I’m interested in the graphic design motifs that seem to pop up whenever a product wants to advertise itself as Good for the Environment. I was inspired by my hilarious friend Gus’s Media Show episode on greenwashing, and I started thinking about all the sans-serif fonts and burlap lining the shelves of my local organic grocery store.*
This is my first video, and I was a bit nervous. I used iMovie to do the editing, and I slapped the whole thing together in an afternoon with the help of some coffee and a misplaced sense of social justice.
I’d like to do more of this. If you guys have any suggestions for other ornery Librarian Avenger topics, I’d love to hear them.
4 Replies to “The Typography of Greenwashing”
Everything seems to be “green” now. I think companies started to realize a lot of people either care about, or are starting to care about, the world around them and they’re taking advantage of those who don’t really think to read the label.

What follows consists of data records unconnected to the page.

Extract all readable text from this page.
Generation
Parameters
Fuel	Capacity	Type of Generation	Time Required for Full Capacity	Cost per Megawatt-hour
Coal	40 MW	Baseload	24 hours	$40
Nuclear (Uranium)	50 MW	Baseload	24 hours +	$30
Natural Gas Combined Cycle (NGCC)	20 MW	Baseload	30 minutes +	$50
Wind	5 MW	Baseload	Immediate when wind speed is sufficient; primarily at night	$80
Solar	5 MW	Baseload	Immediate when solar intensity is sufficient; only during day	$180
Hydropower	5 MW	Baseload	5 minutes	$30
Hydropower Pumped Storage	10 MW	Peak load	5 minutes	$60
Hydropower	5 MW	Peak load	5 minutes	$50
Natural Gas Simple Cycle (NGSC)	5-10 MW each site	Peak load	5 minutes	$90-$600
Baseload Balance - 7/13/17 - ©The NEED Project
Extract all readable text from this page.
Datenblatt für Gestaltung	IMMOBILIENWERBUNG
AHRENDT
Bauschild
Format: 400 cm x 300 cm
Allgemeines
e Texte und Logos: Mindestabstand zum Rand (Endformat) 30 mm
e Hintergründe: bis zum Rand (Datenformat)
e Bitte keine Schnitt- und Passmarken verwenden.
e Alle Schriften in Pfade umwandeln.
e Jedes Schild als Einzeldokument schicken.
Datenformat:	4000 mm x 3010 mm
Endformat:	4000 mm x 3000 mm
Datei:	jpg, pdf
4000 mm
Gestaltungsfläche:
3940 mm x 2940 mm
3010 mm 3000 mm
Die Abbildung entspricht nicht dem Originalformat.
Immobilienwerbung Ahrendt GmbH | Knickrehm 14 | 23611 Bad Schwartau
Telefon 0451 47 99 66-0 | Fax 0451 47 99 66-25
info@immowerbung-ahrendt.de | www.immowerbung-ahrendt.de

Sorry I couldn’t watch the video. I’m at work so I’ll have to check it out later.
You have confirmed my suspicion about the carbon footprint of serifed type styles. I shudder when considering the impact of grunge fonts.
Nicely done! This reminded me of the moment when I was reading the label on the bottle of stuff beside the washing machine. “Laundry Liquid!” – tons of stuff about how it was safe and friendly to the environment.. and absolutely no claims anywhere about it helping get your clothes cleaner, stains out, or anything to that effect. Truth in advertising, yes… useless product? Apparently, also yes.